For all exterior doors, plus the door inside the garage that leads into the house, choose high-quality dead bolts (such as ASSA Abloy, Medeco, or the Schlage Primus, which start at around $140). If the lock is near a window or within 40 inches of a glass pane, install a double-cylinder dead bolt, which can be opened from the inside and the outside only with a key. (This way, burglars can't break the glass, reach in, and turn the lock.) It's best to use a locksmith who is a certified dealer of the brand you want, says Santamorena. (To find a locksmith, visit the manufacturer's Web site.)
Fortify your doors. Exterior doors, including the garage door, should be solid wood, fiberglass, or steel, and the hinges should be on the inside, not the outside. If you do have exterior hinges and don't want to move them, Santamorena suggests that you at least secure them with a locking pin, which makes the hinges difficult to move.
Put your street number, not your name, on the mailbox to avoid what Kelly calls one of the oldest tricks in the book: "Thieves dial information with your name and street address, and then call to see if anyone's home." But make sure your house number is clearly marked so emergency personnel can find you.
Advertise an alarm system, even if you don't have one. While it's best to have the real deal, just posting a lawn sign or a sticker will help, says Russ. Try to get one from a friend or a neighbor who has an alarm; experienced thieves can spot a fake.
Declutter the yard. When you're out or away, don't leave tools, ladders, or even toys lying around. Thieves can use them to break into your house.
Forget the fake rock and other hide-a-key tricks. Thieves know all the hiding spots you've thought of.
"You can't fool a burglar by putting a key above the doorjamb, under the doormat, or beneath a plastic figurine in your yard," says Santamorena.
Give a spare key to a trusted neighbor, or buy a steel combination lockbox made specifically for keys. (One model is the GE AccessPoint KeySafe, from $40.) Bolt it to something on the property that is easy for everyone in your family to access. "These lockboxes are so reliable that I've installed them right next to a door," says Santamorena.
Don't leave your garage-door opener exposed. Burglars can swipe a garage-door opener from an unlocked car and use it later to get into the house.
Censor your trash.
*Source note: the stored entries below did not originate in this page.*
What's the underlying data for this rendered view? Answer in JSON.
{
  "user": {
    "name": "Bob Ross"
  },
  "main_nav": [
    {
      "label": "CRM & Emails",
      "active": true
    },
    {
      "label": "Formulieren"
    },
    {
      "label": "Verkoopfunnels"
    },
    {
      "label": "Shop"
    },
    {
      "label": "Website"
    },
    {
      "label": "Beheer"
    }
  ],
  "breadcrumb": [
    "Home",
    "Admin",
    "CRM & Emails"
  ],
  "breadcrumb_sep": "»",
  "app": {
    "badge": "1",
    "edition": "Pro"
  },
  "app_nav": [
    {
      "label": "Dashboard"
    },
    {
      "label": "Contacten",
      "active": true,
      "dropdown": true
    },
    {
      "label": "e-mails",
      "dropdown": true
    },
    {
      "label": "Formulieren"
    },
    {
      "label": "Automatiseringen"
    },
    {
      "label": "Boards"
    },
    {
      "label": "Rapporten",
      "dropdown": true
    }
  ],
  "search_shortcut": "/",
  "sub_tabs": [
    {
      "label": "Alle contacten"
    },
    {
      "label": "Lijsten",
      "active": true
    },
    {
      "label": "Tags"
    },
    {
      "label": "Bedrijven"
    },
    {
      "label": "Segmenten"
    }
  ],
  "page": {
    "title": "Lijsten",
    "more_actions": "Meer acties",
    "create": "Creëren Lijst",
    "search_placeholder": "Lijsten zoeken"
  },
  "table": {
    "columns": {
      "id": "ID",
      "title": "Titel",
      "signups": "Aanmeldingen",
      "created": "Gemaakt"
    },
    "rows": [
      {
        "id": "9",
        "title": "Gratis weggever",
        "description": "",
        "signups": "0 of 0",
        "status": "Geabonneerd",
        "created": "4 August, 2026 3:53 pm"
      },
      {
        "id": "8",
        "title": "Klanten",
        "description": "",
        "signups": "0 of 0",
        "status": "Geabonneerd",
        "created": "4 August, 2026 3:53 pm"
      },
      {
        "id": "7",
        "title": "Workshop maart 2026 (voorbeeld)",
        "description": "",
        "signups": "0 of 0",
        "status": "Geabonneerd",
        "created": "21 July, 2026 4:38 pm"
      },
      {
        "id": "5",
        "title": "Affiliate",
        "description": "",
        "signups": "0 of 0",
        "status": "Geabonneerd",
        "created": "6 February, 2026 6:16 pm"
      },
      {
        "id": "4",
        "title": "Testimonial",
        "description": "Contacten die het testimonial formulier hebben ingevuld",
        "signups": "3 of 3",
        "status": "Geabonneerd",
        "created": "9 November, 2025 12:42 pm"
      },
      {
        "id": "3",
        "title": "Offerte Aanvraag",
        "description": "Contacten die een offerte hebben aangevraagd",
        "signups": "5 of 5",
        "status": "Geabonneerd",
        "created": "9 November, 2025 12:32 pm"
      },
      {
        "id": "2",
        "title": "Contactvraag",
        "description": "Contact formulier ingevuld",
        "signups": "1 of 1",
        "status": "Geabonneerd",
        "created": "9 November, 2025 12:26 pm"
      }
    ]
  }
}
The box your new flat-screen TV came in announces that you have stuff worth stealing. "Cut the carton up and tie the pieces together before you put them out on the curb," says Russ.
What to do when you go on vacation
Make sure you can really relax on your next getaway by taking these extra safety precautions.
Enlist a trusted neighbor or family member to keep an eye out, park a car in your driveway, and have the lawn mowed or the walks shoveled. The fewer clues you give that your house is vacant, the better.
Don't leave e-mail or phone messages saying you're away. Forgo the "automatic vacation reply" feature on e-mail and keep a generic message on your answering machine. Use call forwarding to screen phone calls from the road.